With the courage born out of desperation, he then knocked on the door of Mr. Yoshimatsu Tanaka who was then teaching Jujitsu at his Shinyukai Dojo in Hilo, and started to practice Jujitsu in earnest and in defiance of death. His frantic efforts and devotion to Judo not only miraculously healed his tuberculosis, but also enabled him to develop a strong, iron-like body.
Okazaki then realized that he owed his life completely to Judo, and the healing arts of his Sensei. He decided to devote the rest of his life to the teaching and promotion of what would become Danzan.
In 1929, Okazaki moved to Honolulu where he bought the Nikko (Rays of the sun) residence from Mr. Chester Alphonse Doyle, converted it into the Okazaki Seifukujitsu In, (Okazaki Adjustment and Restoration Clinic), and provided healing services to all people until his death in 1953.

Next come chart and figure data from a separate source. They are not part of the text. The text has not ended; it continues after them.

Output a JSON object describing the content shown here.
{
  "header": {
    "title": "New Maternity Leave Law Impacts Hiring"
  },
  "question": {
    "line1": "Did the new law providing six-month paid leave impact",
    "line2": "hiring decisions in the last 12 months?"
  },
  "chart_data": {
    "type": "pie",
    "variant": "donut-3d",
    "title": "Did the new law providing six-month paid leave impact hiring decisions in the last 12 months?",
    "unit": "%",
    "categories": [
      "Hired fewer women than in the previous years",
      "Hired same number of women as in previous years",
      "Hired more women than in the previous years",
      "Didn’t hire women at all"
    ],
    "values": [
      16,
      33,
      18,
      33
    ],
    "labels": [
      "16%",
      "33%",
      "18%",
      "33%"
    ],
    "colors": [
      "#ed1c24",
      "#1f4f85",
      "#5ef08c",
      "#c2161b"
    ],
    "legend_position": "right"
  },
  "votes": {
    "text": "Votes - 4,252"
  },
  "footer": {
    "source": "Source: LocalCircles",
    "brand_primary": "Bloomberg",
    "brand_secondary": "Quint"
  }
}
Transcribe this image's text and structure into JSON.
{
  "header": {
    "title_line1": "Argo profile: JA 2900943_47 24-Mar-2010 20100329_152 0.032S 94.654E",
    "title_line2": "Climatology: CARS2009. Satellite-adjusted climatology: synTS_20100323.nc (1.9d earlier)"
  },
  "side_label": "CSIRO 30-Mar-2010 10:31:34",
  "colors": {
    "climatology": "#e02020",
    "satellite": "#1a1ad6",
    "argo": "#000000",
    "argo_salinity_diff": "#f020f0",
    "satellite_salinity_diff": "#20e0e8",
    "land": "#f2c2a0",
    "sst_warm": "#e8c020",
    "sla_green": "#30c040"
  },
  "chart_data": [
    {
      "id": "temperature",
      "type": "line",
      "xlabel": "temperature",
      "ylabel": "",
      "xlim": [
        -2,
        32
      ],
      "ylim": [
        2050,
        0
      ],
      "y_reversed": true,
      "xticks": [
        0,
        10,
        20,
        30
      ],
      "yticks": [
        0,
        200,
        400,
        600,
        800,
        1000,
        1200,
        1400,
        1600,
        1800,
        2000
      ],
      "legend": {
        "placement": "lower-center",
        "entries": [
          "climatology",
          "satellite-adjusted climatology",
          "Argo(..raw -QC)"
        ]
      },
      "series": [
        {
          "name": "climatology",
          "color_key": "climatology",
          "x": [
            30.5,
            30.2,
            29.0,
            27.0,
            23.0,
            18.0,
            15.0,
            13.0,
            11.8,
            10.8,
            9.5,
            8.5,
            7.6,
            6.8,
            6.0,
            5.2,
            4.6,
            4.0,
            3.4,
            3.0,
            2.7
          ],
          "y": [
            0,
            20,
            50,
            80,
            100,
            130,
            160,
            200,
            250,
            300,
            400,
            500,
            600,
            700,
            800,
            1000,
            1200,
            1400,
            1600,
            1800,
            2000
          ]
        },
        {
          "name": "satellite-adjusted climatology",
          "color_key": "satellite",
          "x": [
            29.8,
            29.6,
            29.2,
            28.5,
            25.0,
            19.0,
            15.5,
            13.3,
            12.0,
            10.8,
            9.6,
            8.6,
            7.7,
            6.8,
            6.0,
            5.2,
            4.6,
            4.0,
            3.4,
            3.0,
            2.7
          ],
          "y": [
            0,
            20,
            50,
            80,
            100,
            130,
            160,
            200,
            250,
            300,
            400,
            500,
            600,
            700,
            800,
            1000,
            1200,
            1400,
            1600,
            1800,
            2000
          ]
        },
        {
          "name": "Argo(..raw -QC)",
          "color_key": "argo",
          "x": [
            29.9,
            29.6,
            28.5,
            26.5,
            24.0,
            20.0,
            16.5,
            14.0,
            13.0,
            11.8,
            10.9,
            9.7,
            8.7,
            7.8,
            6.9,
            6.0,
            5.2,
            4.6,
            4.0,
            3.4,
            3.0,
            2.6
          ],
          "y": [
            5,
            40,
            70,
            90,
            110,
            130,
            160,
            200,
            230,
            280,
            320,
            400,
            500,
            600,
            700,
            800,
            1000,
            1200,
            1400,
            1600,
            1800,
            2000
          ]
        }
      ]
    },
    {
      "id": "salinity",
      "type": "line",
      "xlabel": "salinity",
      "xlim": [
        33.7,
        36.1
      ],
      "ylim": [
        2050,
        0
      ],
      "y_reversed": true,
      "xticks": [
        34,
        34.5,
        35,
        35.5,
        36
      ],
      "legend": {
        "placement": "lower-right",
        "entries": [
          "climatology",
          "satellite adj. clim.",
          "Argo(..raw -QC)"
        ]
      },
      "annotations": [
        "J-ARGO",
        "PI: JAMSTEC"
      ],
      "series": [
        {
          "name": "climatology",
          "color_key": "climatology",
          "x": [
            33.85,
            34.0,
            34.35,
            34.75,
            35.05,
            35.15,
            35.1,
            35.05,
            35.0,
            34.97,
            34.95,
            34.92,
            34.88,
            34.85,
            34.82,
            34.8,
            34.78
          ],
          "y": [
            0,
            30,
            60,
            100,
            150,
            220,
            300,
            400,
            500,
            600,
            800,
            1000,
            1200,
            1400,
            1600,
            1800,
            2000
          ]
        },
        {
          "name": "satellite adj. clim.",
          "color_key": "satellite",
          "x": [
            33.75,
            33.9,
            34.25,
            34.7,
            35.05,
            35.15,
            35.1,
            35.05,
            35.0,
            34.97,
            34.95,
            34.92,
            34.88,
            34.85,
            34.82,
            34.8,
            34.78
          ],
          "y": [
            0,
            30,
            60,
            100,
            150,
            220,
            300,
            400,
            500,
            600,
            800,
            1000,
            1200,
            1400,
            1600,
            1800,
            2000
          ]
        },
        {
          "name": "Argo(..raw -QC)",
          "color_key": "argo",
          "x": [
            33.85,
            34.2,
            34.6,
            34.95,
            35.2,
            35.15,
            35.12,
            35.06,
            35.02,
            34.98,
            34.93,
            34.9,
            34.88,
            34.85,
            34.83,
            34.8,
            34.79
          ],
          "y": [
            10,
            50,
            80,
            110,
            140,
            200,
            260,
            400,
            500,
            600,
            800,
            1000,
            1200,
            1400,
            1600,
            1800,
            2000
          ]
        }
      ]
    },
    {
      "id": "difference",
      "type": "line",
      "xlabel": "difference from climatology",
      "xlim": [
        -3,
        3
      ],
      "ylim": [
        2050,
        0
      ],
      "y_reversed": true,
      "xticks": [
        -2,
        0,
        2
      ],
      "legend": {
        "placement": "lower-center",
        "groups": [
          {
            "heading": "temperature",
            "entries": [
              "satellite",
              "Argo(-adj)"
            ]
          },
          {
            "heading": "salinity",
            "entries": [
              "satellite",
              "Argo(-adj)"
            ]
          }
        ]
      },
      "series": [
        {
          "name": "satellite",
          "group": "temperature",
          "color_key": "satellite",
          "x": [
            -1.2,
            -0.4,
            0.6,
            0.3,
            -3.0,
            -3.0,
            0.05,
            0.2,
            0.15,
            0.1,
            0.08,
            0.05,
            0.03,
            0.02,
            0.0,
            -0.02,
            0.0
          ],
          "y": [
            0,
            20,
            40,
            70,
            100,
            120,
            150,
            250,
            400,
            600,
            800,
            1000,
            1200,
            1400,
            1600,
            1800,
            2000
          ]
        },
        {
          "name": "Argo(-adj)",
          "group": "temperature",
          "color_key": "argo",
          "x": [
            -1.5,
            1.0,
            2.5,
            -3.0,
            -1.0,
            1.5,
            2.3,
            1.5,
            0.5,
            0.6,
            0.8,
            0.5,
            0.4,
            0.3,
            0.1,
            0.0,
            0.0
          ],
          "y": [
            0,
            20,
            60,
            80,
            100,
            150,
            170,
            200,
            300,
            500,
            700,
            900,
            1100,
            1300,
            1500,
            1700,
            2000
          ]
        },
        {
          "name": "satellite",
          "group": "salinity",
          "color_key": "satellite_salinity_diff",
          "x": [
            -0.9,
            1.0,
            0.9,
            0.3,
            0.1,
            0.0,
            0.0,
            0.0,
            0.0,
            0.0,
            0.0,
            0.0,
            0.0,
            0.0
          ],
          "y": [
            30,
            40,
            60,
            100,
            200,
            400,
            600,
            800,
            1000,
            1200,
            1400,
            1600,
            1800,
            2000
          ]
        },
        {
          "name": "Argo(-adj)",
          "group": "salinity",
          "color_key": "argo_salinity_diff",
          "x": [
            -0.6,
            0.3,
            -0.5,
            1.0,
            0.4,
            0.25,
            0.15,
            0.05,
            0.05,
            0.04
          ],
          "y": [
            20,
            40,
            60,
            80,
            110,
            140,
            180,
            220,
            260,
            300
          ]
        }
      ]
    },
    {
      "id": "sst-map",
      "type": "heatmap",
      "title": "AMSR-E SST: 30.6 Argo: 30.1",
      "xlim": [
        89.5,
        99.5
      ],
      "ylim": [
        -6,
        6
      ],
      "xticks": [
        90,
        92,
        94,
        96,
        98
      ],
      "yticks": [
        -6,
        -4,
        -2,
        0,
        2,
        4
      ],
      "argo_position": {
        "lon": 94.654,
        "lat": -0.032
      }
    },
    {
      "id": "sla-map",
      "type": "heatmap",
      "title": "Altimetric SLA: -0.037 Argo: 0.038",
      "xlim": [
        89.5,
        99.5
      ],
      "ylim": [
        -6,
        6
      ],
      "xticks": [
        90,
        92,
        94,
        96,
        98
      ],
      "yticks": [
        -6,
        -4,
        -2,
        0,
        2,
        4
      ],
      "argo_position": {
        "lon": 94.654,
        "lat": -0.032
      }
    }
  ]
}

The Nikko Restoration Sanitarium and the Danzan-Ryu dojo would become landmarks in Hawaiian history. When Franklin D. Roosevelt came to the Islands in the 30's, Okazaki was called in to massage him. When John Burn's (future governor) wife developed polio in 1935, it was Okazaki who took her on as a patient. Okazaki became a renowned healer working on the likes of Charlie Chaplan, Johnny Weissmuller, George Burns and many other notable island visitors.
Okazaki named his predominately Japanese system Danzan (Chinese meaning “Hawaiian islands” ) in deference to the islands and the spirit of aloha he believed in. Thus, the Danzan Arts came to embody aspects of Japanese, Chinese and Hawaiian cultures. Professor Okazaki was also a fierce patriot of his new country, the United States of America, and espoused its freedoms.